As I lay awake waiting for sleep to come, I found myself wondering at my recent experience. Why had the words come so easily this time around? And then it came to me. The words had already been on my heart, and I had even expressed some of my thoughts to Andrew before. Instead of trying to explain why I loved Andrew (which is surprisingly different to do when there are just so many things that need to be said), I was writing about how he made me feel. Instead of focusing on what I thought about him, I focused on how he made me feel. And I have always been good at writing about how Andrew makes me feel.
Instead of explaining why I love Andrew, I wrote about how he makes me feel loved. I affirmed the love that he has shown me. How he makes me feel wanted, loved. How he makes me laugh and lets me be myself. How he loves me despite my ups and downs. There are countless reasons why I love him, but none of them come from me (besides the obvious fact that I choose to love him). They come from him. I love him for who he is and how he loves me. He shows me his love in so many different ways, and the best way that I know how to show him how much I love him is by receiving that love that he gives me and affirming it.
But what does that have to do with the nature of love songs? As I reflected on the music, I realized that there’s a reason that most love songs are written by men. Men sings songs about how they love their girlfriends, fiances, and wives. They sing about their beginnings, their journey, and the life that they will share together. They sing about their beloved, praising her beauty and her goodness. They sing about their faithfulness, their dedication to the family that their love has created. They sing about the love that they have given their beloved. That’s why men write such good love songs.

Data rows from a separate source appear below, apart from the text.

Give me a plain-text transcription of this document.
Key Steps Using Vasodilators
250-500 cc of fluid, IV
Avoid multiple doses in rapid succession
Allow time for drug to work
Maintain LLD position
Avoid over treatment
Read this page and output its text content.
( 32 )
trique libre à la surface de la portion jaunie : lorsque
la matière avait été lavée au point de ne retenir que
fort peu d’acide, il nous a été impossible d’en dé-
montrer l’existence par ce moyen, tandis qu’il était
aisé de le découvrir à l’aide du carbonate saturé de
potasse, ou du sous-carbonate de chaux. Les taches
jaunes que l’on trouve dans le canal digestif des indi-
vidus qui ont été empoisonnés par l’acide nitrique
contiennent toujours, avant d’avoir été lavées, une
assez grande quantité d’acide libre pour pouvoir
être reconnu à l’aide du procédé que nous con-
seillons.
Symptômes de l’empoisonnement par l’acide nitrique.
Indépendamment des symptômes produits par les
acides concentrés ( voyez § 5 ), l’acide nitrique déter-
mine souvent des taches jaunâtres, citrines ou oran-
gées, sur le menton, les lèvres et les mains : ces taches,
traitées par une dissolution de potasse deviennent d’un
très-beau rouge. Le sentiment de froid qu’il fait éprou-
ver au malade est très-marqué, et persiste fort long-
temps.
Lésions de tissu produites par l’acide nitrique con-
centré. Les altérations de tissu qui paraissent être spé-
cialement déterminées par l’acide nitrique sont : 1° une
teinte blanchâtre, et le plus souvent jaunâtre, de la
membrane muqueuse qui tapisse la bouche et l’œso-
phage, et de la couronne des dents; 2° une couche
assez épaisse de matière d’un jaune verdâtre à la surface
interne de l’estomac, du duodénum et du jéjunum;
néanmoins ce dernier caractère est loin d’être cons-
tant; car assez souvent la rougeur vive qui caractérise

And women? What are we supposed to do? Women receive that love, and they return that love by affirming and giving thanks for what they have been given. They show their husbands, fiances, and boyfriends that they are grateful for the love that they have been given, and they offer their love in return. But it’s harder to put that into words. It’s harder to write songs about that kind of love. And I think that’s why when women do write love songs, they write about the actions of their Prince Charming, how they were pursued and wooed and fell in love. I think that’s why women write stories in their songs, if they write songs at all. Because more often than not, they don’t write anything at all.
So in a word, why are there more love songs by men? Because they want to show their love by serenading their beloved, by writing songs about their love. Maybe women just don’t feel as strong a desire to write love songs when all they really want to do is listen to them. When all they really want is to be serenaded by their lover, to fall into his arms and know how loved she is. But maybe she should write about that, and give the radical feminist agenda a run for its money. I would certainly enjoy listening to women singing about their love story than their dislike of men.
Mary Help of Christians, pray for us!